In making these arguments, the book draws on and advances recent scholarship from political science, sociology and philosophy on the relationship between religion and state in contemporary democracies. It engages empirical debates about global patterns of secularization and religious belief; normative debates about the role of public religions in post-secular societies; and theoretical debates about the democratic future of political Islam and political Catholicism.

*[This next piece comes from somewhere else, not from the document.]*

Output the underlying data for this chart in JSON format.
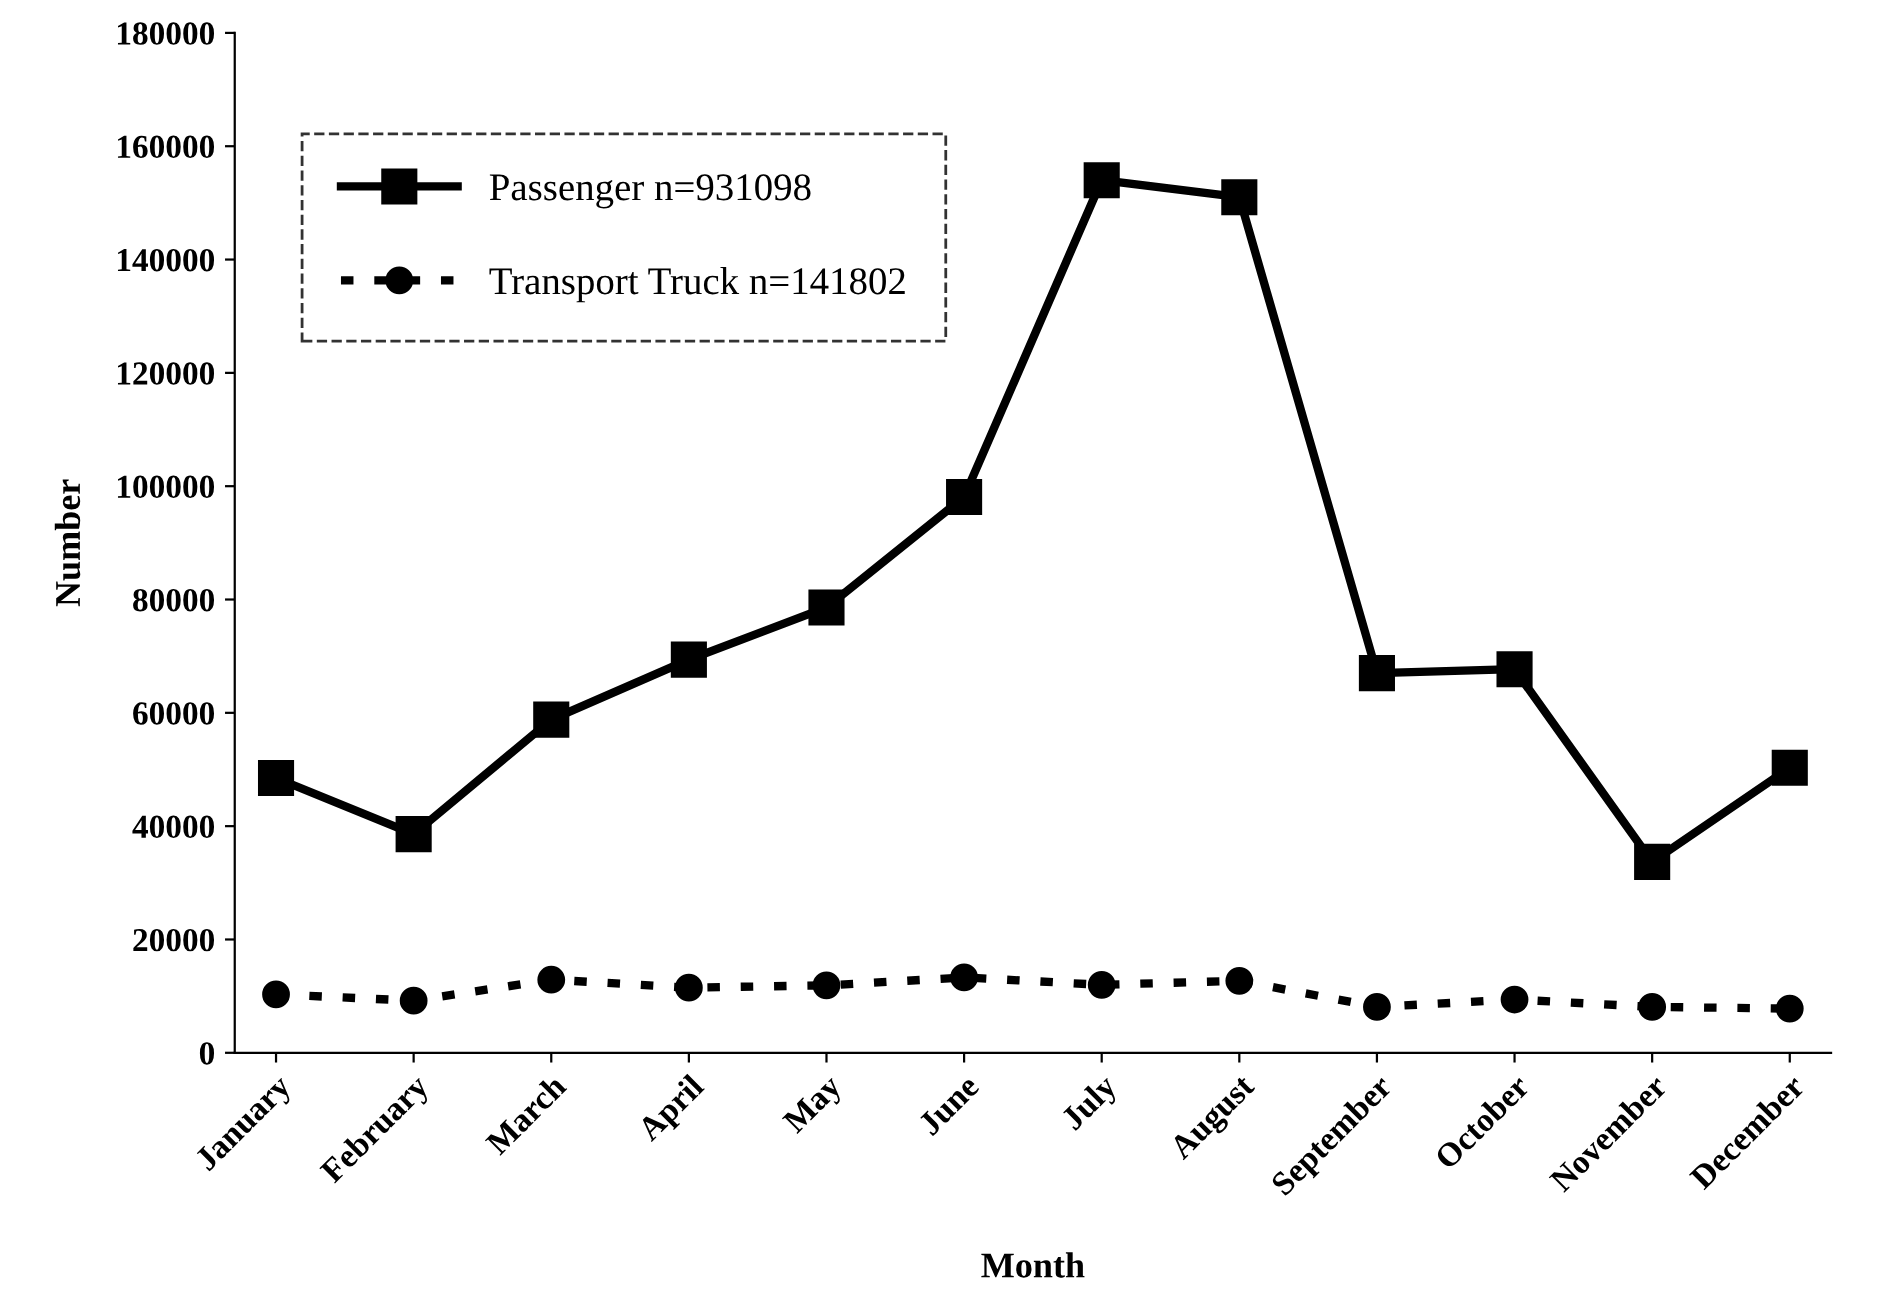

The book anchors its theoretical claims in case studies of Italy and Algeria, integrating original qualitative evidence and statistical data on voters’ political and religious attitudes. It also compares the dynamics of religiously friendly democratization across the Muslim world today in Tunisia, Morocco, Turkey and Indonesia. Finally, the book examines the theory’s wider relevance through a statistical analysis of cross-national data on democracy, religiosity and religion-state relationships.